Barbour spent the first seven minutes of the call addressing -- and dismissing -- claims of voting irregularities from state Sen. Chris McDaniel's campaign, and repeatedly reminding people on the call to put their phones on mute.
California-based blogger Charles C. Johnson, who claims he spoke to a pastor who said he helped pay people to vote for Cochran, published details of the call ahead of time. So instead of a typical press call, with practiced reporters waiting to take their turn at the end of the presentation, Barbour had to contend with a barking dog, laughter and other background noise.
Then, around the eighth minute, an unidentified caller began interrupting Barbour's statement.
"Quick question, quick question. Since black people were harvesting cotton, is it ok to harvest their votes?" he said. "Why is it ok to harvest the votes of black people?"
For several moments, Barbour tried to ask the interrupter to allow him to finish his statement, then he would take questions, but no sooner would he begin speaking than he would again get interrupted.
"Sir, I don't know where you're calling from, but I'm happy to address any question, no matter the lunacy of it, at some point in time in this call," Barbour said.

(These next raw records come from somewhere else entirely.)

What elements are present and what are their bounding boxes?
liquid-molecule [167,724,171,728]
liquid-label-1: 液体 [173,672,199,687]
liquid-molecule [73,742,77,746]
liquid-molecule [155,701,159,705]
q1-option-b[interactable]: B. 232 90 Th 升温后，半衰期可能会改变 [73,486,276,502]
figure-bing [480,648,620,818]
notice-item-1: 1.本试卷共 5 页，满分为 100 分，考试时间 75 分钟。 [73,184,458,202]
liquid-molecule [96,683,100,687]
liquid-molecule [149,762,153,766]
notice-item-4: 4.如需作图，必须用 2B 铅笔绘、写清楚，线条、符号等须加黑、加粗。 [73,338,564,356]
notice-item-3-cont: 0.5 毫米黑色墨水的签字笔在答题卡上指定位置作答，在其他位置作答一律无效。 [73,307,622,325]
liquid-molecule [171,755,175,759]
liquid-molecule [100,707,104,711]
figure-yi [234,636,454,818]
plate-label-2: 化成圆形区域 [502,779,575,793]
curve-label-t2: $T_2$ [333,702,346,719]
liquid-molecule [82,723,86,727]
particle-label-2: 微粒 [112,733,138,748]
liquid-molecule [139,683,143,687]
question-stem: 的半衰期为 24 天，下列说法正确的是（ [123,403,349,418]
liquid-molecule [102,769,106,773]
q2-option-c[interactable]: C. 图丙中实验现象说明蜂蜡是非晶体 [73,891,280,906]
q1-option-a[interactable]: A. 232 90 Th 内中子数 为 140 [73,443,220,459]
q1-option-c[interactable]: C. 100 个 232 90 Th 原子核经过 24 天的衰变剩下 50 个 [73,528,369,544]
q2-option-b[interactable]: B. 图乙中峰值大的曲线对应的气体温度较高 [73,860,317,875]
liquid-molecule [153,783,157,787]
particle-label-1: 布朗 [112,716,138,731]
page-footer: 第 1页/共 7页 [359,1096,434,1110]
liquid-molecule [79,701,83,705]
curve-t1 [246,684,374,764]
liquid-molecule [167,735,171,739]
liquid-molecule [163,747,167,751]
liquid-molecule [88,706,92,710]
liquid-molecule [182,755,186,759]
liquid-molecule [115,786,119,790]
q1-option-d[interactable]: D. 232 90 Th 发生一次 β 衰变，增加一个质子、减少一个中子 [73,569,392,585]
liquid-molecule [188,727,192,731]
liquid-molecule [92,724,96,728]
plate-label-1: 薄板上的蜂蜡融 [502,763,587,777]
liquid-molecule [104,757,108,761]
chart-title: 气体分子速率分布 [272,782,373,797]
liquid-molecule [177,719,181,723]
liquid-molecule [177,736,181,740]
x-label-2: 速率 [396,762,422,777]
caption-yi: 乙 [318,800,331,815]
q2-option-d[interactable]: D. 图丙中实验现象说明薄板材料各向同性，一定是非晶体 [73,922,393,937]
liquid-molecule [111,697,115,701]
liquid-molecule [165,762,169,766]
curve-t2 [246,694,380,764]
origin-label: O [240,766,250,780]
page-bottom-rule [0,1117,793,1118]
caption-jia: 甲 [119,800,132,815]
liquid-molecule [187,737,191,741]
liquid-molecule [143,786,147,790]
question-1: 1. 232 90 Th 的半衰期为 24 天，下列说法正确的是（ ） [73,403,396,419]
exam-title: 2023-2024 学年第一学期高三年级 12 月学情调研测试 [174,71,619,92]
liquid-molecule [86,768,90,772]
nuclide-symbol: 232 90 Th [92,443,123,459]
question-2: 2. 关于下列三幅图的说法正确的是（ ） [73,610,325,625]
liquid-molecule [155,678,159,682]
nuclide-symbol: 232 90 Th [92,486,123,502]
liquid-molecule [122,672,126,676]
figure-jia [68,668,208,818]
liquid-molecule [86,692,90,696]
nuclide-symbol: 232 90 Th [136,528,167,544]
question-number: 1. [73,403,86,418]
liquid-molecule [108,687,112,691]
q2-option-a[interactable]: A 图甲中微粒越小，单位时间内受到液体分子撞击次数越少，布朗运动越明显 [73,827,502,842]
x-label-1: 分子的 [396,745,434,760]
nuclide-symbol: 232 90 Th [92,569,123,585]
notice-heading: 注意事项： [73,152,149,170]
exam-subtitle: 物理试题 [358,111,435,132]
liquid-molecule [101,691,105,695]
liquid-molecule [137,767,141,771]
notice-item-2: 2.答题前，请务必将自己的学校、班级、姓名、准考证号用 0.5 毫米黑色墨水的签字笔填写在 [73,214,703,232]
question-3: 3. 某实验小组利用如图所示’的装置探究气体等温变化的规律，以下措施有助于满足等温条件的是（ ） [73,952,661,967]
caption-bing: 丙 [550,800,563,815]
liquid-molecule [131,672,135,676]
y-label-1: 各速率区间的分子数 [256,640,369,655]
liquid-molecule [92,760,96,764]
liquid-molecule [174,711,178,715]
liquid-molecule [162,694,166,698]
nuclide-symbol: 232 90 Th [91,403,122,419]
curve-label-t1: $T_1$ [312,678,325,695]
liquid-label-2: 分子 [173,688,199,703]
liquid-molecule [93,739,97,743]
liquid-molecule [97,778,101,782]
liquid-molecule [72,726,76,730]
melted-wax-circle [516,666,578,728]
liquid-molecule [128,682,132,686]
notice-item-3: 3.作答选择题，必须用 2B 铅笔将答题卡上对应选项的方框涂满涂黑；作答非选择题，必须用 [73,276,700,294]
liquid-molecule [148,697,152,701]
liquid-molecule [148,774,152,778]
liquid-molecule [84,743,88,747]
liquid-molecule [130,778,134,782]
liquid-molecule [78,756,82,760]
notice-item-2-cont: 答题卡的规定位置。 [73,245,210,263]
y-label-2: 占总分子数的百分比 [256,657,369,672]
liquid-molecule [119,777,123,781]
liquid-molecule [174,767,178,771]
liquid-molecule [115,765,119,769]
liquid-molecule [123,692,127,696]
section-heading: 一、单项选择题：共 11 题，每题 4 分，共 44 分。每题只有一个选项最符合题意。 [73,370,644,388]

"Why did you use black people? Why do you use black people to try to get Cochran when they're not even Republicans?" the heckler pressed on. "You're treating them as if they're just idiots that they'll vote for Cochran just because they're black. That's ridiculous. Why did you harvest black votes?"
After several more interruptions, Barbour gave up.
"So the members of the national media who participated in this call, you've got my cell phone, you've got my email address," he said. "Please, please feel free to give us a call if you have any questions. We tried to do this as a courtesy to the national media who could not be in Jackson today for our press conference."
Before Barbour hung up, another person, who later identified himself as a reporter, tried to squeeze in a question, but only proceeded to anger other reporters, who thought he was the same person as the interrupter.
Several reporters who were on the call seemed certain the interrupter was not Johnson, with one even speculating he was planted by the Cochran campaign to make McDaniel look bad.
Johnson also denied he was the interrupter on Twitter.
I didn't "hijack" any conference; I gave individual men & women press passes. #mssen— Charles C. Johnson (@ChuckCJohnson) July 3, 2014
After most of the reporters signed off, someone asked if McDaniel supporters were on the call. Several identified themselves, and agreed the caller did "not do Chris McDaniel any favors."
"He was making us look like uneducated asses," one woman said. "I'm sorry, that's point blank of it. He's making everybody from Mississippi look like an uneducated ass. He's talking about issues that aren't even pertinent anymore."